New Delhi: The Reserve Bank of India has announced that Rs 99,122 crore surplus amount from the apex bank's reserves will be transferred to the Union government. The surplus was the accumulated reserves of nine months ended March 31, 2021
With the expected contraction in the GST revenue due to the COVID induced restrictions and lockdowns, the transferring of the RBI surplus would be a relief for the Centre.
Announcing its plan to transfer surplus amount, the RBI said in a statement that the Board had reviewed the current economic situation, global and domestic challenges and recent policy measures taken by the Reserve Bank to mitigate the adverse impact of the second wave of Covid-19 on the economy.
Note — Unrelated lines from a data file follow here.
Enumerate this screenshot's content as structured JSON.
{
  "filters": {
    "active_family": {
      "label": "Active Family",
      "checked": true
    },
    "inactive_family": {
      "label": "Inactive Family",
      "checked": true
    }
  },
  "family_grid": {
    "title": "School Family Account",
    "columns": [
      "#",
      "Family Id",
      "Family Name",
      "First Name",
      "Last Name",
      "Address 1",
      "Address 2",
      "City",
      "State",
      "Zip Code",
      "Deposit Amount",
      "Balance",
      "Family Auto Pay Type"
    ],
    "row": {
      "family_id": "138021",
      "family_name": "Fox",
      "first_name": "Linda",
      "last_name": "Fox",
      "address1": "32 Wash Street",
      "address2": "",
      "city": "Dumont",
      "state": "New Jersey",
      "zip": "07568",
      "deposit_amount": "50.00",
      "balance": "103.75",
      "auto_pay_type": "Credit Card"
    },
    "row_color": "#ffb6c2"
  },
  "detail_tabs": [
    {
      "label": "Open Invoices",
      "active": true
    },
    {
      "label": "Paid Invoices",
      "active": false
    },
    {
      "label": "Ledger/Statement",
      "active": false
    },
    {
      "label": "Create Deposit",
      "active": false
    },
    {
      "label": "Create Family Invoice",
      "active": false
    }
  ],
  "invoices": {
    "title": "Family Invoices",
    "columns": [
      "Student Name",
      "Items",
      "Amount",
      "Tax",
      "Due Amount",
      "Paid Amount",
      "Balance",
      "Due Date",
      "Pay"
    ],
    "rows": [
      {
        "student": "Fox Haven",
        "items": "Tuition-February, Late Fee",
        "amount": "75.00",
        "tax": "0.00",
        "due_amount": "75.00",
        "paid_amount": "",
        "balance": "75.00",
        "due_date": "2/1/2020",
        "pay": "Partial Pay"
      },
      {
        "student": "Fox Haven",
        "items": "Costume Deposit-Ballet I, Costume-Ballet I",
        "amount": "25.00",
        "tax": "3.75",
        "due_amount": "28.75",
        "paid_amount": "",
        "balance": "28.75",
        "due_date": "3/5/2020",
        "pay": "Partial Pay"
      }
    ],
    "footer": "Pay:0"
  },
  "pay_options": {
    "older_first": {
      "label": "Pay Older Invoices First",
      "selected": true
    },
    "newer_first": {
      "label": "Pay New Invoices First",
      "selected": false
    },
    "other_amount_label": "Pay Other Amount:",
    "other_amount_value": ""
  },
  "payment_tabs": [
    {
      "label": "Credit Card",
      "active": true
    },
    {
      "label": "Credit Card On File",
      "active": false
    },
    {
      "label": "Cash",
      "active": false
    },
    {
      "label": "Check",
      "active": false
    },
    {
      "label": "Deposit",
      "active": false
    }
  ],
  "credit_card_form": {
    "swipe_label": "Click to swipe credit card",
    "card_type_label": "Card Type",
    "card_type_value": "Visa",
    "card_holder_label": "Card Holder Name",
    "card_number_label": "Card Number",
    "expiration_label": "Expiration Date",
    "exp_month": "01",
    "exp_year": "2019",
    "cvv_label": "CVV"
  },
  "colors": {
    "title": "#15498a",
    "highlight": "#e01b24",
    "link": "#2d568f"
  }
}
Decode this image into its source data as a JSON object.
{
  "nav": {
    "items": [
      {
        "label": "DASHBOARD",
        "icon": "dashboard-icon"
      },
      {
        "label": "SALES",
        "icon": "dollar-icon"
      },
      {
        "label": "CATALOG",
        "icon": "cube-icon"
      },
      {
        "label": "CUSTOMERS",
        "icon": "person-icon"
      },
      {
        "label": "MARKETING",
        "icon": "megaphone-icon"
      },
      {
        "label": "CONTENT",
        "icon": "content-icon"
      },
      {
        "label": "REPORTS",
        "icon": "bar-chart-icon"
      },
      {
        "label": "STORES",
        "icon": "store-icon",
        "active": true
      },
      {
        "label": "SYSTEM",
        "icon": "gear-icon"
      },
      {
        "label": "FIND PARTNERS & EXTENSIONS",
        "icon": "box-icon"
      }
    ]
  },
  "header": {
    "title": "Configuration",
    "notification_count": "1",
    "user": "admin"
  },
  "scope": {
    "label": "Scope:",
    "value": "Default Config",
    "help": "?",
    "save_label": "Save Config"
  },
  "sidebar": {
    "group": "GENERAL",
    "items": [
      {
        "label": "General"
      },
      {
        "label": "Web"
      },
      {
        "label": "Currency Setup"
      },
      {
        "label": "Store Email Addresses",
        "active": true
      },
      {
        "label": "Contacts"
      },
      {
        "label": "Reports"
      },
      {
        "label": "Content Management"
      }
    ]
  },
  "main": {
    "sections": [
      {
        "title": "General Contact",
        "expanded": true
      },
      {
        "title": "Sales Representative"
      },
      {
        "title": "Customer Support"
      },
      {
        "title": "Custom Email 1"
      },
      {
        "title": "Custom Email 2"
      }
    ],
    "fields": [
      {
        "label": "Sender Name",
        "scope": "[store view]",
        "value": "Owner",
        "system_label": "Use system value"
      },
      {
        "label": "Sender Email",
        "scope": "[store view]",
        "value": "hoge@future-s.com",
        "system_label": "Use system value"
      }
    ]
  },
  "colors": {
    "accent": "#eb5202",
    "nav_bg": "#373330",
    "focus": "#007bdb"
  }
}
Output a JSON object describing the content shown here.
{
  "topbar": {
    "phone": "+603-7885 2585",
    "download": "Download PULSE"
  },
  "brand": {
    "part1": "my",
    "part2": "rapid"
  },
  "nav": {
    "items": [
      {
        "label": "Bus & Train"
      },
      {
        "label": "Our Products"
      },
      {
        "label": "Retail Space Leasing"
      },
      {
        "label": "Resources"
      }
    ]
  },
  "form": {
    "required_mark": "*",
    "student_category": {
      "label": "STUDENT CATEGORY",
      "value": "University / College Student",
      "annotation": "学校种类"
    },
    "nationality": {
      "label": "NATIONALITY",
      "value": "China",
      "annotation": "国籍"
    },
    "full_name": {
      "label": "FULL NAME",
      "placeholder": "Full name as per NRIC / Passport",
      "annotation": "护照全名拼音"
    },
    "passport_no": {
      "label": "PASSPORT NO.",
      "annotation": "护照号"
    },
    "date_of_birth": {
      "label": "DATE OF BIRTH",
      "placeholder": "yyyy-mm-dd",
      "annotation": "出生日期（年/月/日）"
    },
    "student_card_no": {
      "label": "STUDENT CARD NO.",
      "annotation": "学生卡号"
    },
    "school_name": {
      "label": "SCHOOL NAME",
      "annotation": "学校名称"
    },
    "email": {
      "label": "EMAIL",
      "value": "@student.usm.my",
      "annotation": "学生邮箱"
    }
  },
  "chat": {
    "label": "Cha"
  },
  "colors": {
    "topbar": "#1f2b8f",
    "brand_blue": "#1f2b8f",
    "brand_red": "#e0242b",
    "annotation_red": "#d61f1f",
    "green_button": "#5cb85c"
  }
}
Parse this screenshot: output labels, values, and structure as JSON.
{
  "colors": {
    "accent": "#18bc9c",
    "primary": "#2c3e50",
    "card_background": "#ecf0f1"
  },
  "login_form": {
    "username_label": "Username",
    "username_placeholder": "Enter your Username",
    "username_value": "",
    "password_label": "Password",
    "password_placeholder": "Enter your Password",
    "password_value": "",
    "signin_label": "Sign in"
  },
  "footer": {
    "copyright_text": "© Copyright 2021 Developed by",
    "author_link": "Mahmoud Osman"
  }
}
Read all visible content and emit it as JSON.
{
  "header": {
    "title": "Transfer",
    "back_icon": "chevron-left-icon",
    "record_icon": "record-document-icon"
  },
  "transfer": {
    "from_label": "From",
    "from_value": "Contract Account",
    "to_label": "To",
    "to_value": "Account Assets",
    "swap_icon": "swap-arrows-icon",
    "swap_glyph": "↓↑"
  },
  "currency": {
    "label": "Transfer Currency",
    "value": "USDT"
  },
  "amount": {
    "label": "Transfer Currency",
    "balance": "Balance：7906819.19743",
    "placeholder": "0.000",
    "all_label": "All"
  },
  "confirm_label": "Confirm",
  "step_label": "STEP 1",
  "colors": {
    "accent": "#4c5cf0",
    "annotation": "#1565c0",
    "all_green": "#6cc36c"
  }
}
"With the change in the Reserve Bank's accounting year to April-March (earlier July-June), the Board discussed the working of the Reserve Bank of India during the transition period of nine months (July 2020-March 2021) and approved the Annual Report and accounts of the Reserve Bank for the transition period," the RBI said in a statement. "The Board also approved the transfer of Rs 99,122 crore as surplus to the Central Government for the accounting period of nine months ended March 31, 2021 (July 2020-March 2021), while deciding to maintain the Contingency Risk Buffer at 5.50 per cent."
The RBI approved a Rs 1,76,000 crore ($24.8 billion) dividend payment to the government, including Rs 1,48,000 crore for FY20. It earns via interest income on account of open market operations (OMOs), foreign exchange (FX) gains, and writing back of excess risk provisions. RBI's liabilities include the issuance of notes and deposits held (CRR and reverse repos).
In the past, the demand on the RBI for higher dividends and to part with a greater share of its capital has been a hotly debated issue between the central bank and the government.